1. Développer de nouvelles formes de mécénat : pour une démocratisation de la collection d'art

L'idée de développer de nouvelles formes de mécénat répond à deux types d'objectifs : répondre à la forte décroissance du mécénat culturel, et démocratiser l'art d'aujourd'hui .

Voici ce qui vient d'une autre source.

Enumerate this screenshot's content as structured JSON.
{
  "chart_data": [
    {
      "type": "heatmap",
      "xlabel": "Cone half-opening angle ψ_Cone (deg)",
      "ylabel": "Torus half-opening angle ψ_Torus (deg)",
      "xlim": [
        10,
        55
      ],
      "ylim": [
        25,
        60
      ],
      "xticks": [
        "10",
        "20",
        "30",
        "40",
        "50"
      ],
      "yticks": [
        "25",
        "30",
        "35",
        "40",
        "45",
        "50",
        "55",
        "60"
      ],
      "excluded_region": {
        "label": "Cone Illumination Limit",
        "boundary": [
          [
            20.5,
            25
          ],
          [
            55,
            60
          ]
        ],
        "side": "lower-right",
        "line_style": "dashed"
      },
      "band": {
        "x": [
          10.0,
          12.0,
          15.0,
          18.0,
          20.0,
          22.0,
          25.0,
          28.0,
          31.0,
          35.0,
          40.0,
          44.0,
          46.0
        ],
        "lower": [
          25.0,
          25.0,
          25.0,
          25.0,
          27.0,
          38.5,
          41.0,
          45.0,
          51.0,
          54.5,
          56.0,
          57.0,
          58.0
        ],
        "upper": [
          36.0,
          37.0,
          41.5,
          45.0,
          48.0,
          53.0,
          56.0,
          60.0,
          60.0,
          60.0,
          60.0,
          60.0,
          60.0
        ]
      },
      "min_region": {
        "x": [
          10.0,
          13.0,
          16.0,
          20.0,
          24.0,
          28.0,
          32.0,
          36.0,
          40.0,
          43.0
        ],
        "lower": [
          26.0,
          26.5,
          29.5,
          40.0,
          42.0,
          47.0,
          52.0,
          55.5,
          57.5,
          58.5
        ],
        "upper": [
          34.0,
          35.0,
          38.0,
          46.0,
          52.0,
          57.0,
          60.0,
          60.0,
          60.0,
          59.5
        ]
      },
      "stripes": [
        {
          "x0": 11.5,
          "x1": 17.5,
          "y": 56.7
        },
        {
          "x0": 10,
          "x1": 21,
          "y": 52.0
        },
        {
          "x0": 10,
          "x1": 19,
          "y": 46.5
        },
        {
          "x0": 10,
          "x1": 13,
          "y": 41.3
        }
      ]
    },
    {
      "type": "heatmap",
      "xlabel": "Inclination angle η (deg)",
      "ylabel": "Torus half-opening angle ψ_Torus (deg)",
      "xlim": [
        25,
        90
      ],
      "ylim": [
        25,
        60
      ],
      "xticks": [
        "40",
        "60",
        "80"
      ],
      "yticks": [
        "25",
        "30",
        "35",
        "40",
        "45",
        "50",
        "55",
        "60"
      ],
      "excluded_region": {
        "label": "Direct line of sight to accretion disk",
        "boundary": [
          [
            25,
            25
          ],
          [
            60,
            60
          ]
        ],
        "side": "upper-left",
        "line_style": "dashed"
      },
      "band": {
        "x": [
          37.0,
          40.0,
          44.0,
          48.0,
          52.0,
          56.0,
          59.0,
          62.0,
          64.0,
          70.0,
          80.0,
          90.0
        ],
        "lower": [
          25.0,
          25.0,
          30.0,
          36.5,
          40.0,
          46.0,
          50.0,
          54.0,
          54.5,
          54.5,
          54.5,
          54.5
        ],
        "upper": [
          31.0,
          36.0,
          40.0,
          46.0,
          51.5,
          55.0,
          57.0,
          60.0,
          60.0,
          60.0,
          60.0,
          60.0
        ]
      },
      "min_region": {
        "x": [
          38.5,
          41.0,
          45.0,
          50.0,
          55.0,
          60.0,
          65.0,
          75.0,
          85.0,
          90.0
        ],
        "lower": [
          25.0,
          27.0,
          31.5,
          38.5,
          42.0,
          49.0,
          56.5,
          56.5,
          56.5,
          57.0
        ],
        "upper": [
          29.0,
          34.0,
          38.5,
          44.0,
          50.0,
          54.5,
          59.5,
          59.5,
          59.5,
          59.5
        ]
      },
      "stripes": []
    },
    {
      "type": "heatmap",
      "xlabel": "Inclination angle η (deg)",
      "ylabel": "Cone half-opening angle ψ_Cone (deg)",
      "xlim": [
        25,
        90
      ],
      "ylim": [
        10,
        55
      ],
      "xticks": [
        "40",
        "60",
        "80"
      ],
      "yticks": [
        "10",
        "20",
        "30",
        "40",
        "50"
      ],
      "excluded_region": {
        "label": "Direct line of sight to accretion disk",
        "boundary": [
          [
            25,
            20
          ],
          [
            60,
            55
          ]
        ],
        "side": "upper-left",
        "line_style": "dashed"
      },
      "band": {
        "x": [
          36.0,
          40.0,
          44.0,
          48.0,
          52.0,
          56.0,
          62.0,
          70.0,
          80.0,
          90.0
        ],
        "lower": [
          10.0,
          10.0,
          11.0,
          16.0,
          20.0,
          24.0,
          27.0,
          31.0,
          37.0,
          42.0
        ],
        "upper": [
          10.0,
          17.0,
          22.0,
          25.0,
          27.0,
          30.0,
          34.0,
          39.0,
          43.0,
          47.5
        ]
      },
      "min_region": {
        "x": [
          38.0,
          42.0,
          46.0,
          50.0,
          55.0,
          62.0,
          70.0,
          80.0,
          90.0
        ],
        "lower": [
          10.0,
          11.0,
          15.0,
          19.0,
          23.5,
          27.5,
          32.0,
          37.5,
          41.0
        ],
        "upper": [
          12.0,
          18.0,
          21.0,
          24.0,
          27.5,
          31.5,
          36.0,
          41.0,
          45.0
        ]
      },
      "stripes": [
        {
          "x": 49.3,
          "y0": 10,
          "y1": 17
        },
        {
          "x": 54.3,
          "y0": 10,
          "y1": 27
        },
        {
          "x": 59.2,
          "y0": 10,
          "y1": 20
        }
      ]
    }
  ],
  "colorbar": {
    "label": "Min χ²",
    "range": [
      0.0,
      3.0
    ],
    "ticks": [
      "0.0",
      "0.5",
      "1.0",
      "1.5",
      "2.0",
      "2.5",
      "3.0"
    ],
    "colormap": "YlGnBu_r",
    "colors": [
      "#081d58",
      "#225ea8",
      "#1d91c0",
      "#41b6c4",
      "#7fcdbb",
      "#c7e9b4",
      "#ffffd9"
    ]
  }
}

Depuis 2008, le budget global du mécénat d'entreprise a chuté de 20 %. La part du mécénat culturel dans ce budget global s'est effondrée, passant dans le même temps de 39 % à 19 % en 2010, soit une diminution de plus de 50%. Alors qu'Olivier Tcherniak, président de l'Admical, annonce que « le mécénat culturel est en train de mourir » , on peut relever des mutations de fond :

- la priorité au mécénat valorisant la RSE, responsabilité sociale de l'entreprise ;

- au sein de l'aide culturelle, la priorité aux projets liés à la solidarité et aux grands établissements ;

- la concurrence accrue entre bénéficiaires : Martine Tridde-Mazloum, directrice de la fondation BNP Paribas, reçoit « en moyenne 4 000 dossiers par an, dont deux ou trois seulement sont affectés » ;

- l'émergence du mécénat individuel : pour l'acquisition des Trois Grâces de Cranach par le Louvre, 1,2 million d'euros sur 1,5 million d'euros venaient de donateurs individuels ;

- la définition du mécénat détachée du droit fiscal, avec la Charte publiée par l'Admical en 2011.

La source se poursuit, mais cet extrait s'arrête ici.